Low pay, no opportunities for advancement and feeling disrespected at work: Those are the three top reasons American workers said “I quit” as part of the “Great Resignation,” according to a Pew survey conducted in March 2022. Other experts have referred to this wave of resignations, which rose to a 20-year high in November 2021, as the “Great Reshuffling,” indicating that these workers simply chose better jobs.

While physicians and nurses are more likely to stick around, your front desk staffer may have one foot out the door. Experts provide a wealth of advice to hire and retain employees—including offering salaries that compete with local retailers, conducting “stay interviews” and offering four-day work weeks.

Chris Garofalo, M.D., a physician in North Attleboro, Massachusetts, agrees that this is one of the most challenging hiring environments his practice has faced. “There are people who are looking for more flexibility. I know when I talk to my patients. Most people don’t want to go back to the office full time, but they don’t necessarily want to stay home full time.”

Still, one of the issues with a medical practice is that it’s difficult to have people working from home. “We need to take care of our patients in the office setting,” said Garofalo.

He addresses employees’ need for flexibility by letting them take a half a day if they’re sick or want to go to their child’s soccer game. “Most of the time we can accommodate that. They don’t necessarily need to take it as sick time. If someone needs to go, we will deal with it later.”
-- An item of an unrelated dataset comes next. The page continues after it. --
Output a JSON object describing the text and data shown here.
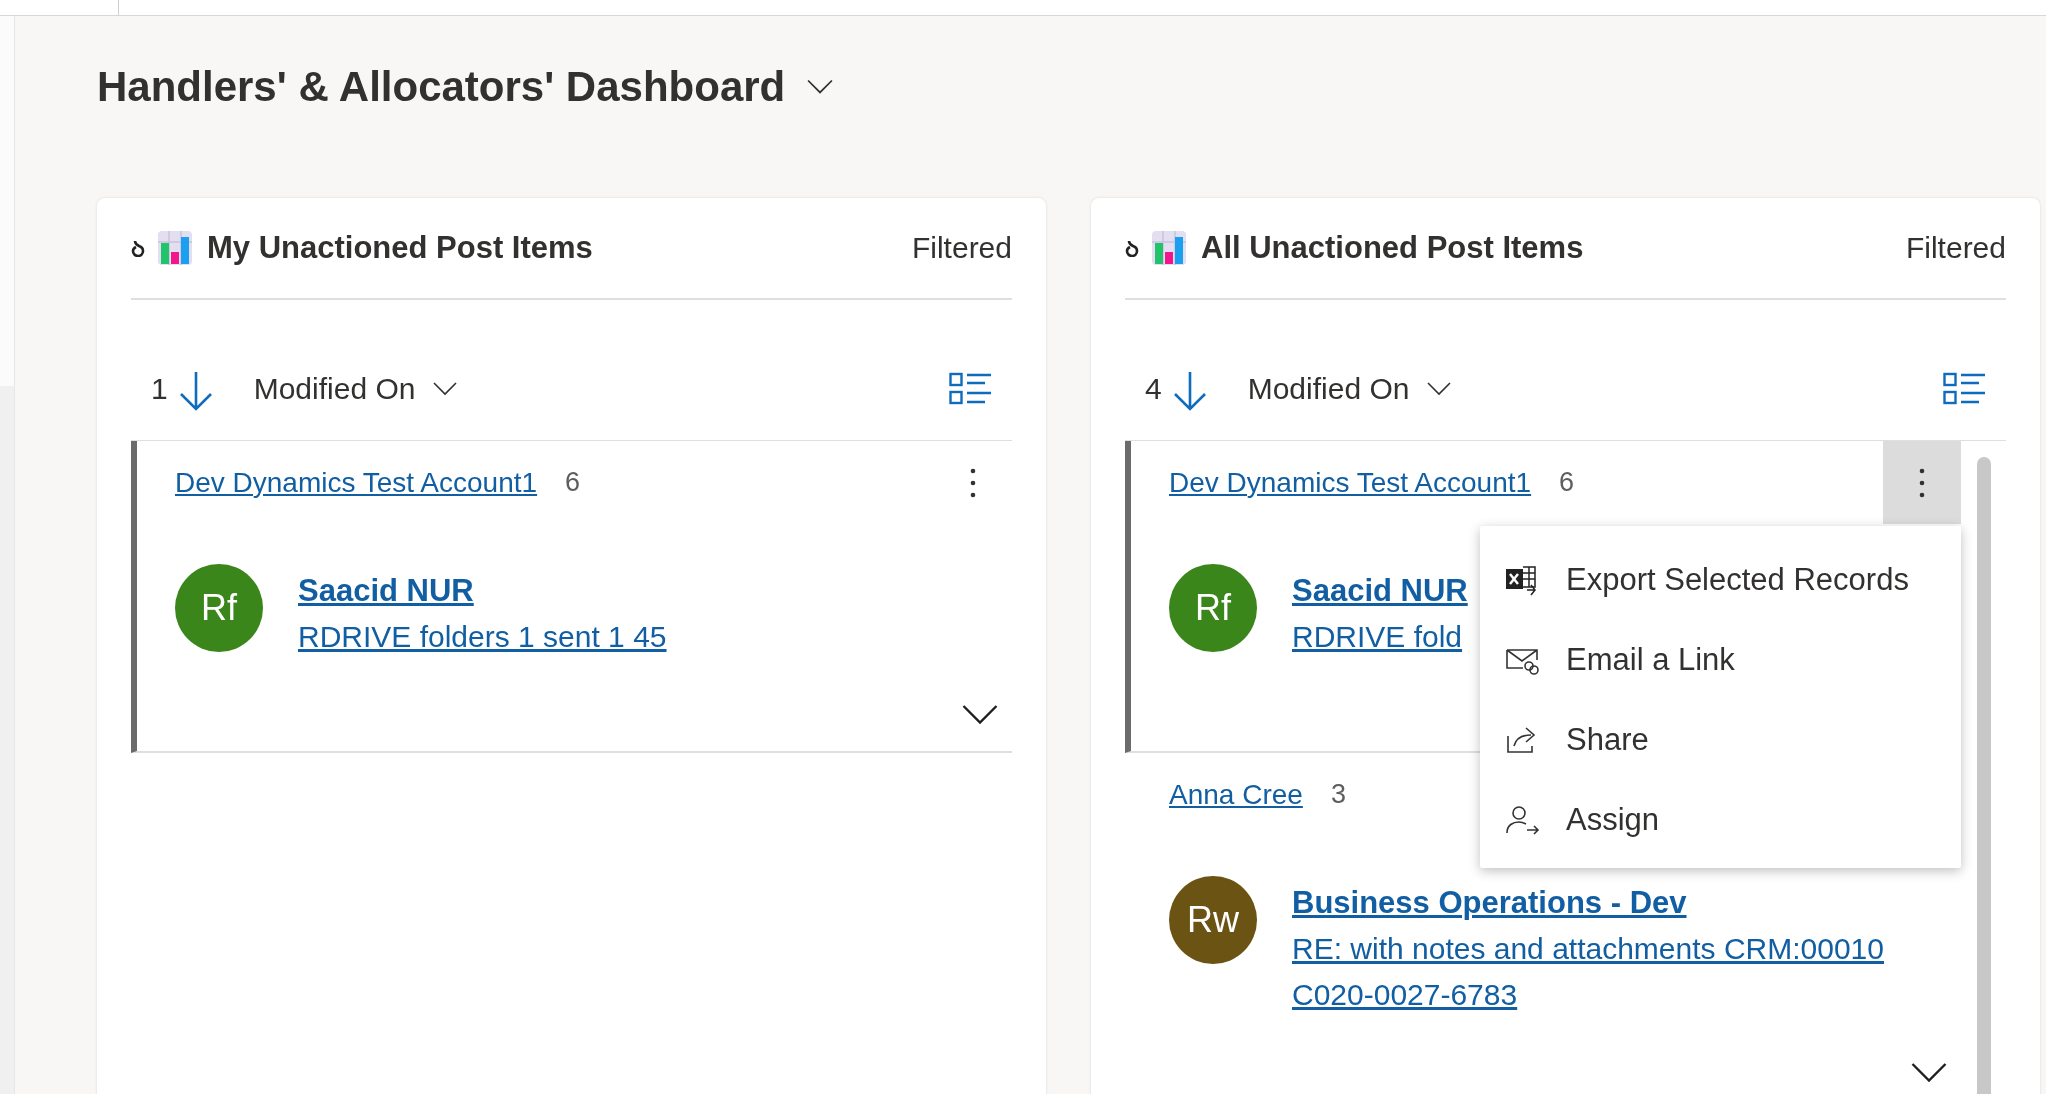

Hiring strategies for front desk and medical assistant staff

Seeking candidates to fill front desk and medical assistant roles is never easy. According to Garofalo, online job boards can be hit or miss. “About 60% to 70% of the people who respond and make an appointment for an interview no-show the interview. Of the people who show up, 30% to 40% don’t have the medical assistant qualification, and we can’t train on the job,” he said.

Recently, Garofalo needed to hire a medical assistant at his practice so he posted the job opening on Everything North Attleboro, a community Facebook.
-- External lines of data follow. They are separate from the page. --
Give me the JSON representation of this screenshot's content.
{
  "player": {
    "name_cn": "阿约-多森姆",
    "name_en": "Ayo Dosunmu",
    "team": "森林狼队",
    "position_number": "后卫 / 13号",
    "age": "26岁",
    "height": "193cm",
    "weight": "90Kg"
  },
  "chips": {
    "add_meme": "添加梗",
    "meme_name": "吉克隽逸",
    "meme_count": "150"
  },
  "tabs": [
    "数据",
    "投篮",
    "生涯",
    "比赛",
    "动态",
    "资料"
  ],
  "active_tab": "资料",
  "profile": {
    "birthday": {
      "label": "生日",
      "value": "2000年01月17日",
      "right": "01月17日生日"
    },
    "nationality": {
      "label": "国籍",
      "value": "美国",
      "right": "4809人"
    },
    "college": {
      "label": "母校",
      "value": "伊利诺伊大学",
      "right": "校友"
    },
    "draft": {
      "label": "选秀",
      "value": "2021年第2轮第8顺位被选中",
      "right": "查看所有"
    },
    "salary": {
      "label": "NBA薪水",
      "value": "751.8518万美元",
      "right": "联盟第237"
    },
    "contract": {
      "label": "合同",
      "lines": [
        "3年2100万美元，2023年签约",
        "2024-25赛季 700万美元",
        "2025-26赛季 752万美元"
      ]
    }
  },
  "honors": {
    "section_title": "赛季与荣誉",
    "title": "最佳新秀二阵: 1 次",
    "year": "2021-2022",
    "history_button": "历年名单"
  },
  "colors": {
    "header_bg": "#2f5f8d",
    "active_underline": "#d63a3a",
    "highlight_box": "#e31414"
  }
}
“My thought was this was more local,” he said. “It’s not just people who are going to apply generically to job postings. I put a more personal touch, and we got some really good responses. That’s how we hired our most recent medical assistant, who has 15 years of experience.”

Another option is to actively recruit employees who want to work as part-timers, according to Andy Swanson, CMPE, vice president of industry insights at Medical Group Management Association (MGMA). “Medical practices have gotten better at flexible staffing in the last 10 to 15 years,” he said.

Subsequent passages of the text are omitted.